The FY 2027 proposed budget cuts the District Attorney's office by 5%, roughly $3.5 million and 18 positions. The DA has called it the largest reduction in the office's history. Jail capacity is maintained at 1,130 beds. Crime rates have declined, but the systems producing those results are being asked to do more with less.

What I've seen

I managed domestic violence, DUI, parole, probation, and sex offender caseloads in the Department of Community Justice. The crimes were serious. Murder, manslaughter, assault, rape, theft. Probation officers carried heavy caseloads and dealt with people in crisis every day. The job was managing people coming out of jail and prison and trying to keep them from going back. After about a decade, I couldn't do it anymore. I moved to the Health Department.

The system leaned punitive. There were people inside it who believed in rehabilitation, but the structure was built around compliance and consequences. Whether someone actually reintegrated after leaving was harder to measure, and we didn't track it very well. What I did see was that the juvenile side showed more results than the adult side.

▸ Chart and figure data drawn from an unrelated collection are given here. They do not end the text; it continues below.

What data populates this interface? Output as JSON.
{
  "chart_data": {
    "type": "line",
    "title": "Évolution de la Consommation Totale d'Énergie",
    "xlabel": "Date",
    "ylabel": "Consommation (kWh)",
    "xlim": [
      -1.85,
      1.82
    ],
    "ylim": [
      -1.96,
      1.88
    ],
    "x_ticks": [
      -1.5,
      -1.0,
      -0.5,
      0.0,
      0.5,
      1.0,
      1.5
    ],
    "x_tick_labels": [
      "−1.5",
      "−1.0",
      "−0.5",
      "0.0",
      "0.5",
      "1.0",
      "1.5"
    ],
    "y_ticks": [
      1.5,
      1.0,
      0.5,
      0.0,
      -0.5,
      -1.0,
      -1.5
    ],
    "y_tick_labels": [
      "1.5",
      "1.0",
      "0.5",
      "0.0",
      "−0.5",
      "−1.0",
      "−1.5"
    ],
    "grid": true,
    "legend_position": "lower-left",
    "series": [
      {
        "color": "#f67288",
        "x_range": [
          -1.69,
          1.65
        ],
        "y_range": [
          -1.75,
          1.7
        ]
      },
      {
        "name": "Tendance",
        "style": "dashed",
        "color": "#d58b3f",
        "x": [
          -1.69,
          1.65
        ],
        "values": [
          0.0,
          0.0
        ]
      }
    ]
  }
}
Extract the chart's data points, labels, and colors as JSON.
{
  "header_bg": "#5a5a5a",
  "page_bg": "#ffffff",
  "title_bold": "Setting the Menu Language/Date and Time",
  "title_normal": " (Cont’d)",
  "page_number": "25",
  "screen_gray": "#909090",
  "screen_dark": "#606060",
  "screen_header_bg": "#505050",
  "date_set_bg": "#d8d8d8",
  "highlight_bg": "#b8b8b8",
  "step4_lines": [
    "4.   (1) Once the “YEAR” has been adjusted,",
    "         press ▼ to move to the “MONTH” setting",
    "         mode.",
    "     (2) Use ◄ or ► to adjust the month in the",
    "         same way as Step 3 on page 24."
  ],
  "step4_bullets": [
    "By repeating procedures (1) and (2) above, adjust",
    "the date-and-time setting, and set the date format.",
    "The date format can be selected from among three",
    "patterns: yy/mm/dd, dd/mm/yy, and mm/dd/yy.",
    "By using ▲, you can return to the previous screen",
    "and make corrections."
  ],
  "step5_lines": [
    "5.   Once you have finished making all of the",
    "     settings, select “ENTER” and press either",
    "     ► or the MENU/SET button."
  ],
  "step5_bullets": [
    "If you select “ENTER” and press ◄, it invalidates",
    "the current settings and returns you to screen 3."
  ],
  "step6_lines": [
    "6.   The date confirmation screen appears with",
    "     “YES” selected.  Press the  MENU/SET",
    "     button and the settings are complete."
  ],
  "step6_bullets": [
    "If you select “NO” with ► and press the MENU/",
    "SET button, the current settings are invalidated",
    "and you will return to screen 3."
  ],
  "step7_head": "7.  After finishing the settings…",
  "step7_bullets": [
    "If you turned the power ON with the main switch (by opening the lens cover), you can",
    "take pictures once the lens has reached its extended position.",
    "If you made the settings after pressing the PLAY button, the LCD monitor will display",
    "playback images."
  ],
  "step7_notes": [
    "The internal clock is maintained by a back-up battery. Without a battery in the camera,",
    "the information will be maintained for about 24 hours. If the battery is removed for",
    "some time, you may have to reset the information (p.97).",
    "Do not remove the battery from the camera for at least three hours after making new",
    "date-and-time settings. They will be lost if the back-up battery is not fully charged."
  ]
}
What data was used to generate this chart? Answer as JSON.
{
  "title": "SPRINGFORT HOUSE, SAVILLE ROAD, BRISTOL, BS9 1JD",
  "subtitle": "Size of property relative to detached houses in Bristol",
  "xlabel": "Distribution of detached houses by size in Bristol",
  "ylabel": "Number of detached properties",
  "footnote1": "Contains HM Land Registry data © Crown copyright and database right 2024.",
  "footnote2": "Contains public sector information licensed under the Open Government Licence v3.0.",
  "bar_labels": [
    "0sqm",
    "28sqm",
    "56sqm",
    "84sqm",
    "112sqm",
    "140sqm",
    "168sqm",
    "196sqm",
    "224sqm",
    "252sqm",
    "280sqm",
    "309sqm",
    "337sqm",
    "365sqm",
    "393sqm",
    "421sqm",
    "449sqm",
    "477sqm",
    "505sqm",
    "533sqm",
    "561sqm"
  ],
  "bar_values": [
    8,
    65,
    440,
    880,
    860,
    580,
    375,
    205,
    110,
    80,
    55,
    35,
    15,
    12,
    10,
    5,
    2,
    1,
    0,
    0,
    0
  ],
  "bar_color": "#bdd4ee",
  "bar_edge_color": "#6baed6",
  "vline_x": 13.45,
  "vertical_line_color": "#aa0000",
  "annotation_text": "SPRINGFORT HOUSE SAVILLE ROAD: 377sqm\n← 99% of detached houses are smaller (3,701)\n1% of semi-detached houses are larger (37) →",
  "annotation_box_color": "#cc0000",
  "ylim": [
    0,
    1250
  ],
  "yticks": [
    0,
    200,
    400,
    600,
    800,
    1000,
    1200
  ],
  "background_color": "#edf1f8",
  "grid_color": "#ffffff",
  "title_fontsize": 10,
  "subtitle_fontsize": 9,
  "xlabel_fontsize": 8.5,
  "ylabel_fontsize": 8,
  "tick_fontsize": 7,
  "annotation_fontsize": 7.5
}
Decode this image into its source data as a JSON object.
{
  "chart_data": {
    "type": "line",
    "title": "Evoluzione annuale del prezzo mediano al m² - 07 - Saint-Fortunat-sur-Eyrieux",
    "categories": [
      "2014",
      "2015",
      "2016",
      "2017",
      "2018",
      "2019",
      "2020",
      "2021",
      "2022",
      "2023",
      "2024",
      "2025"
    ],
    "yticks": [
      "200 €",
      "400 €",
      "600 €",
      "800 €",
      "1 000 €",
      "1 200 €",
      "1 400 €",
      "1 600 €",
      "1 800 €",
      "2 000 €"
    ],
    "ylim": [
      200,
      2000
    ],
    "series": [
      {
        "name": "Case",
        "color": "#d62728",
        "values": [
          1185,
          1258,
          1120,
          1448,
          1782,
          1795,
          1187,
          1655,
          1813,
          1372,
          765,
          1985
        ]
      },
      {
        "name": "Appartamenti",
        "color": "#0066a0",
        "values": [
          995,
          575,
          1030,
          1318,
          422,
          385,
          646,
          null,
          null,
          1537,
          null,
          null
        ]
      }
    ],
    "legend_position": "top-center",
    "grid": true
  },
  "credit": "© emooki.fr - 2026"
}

A few years ago, I conducted a safety survey in the Cully neighborhood. I'd worked on community safety in the district with police officers at the Northeast Precinct. We asked residents directly: what makes you feel safe? People talked about drug activities happening yards from where they lived, about needing cameras, about youth violence and car break-ins and assaults where nobody responded. The common thread was that they wanted someone paying attention to their neighborhood.

That survey led to Bienestar Youth Services, a program I created with no directive and no budget. I fund it by redirecting resources from my existing programs and recruiting volunteers. We work with about 50 kids, ages 7 to 18, in Cully and the surrounding areas, most of them first-generation Americans from immigrant communities. For the first time, we're seeing gang recruitment reach into these communities, something that didn't exist a generation ago.

The program costs a fraction of processing one juvenile through the justice system. Every kid who stays in school and stays out of trouble is one fewer person entering it.

Opportunities

Tracking whether people who leave the justice system actually reintegrate, find work, stay housed, stay out, should be standard. When it is, it shows the public whether the investment is working, and it shows the officers and case managers what their work is producing.

The Cully survey showed that residents know what their neighborhoods need: cameras, community safety networks, youth programs. Those investments are far less expensive than the justice system, and they keep people, especially young people, from entering it in the first place.

When the county doesn't have enough behavioral health professionals, police end up responding to mental health crises. That's not what they're trained for, and the outcomes are worse for everyone, the person in crisis and the officer.

Commissioners vote on the budget every year. That's where these changes start.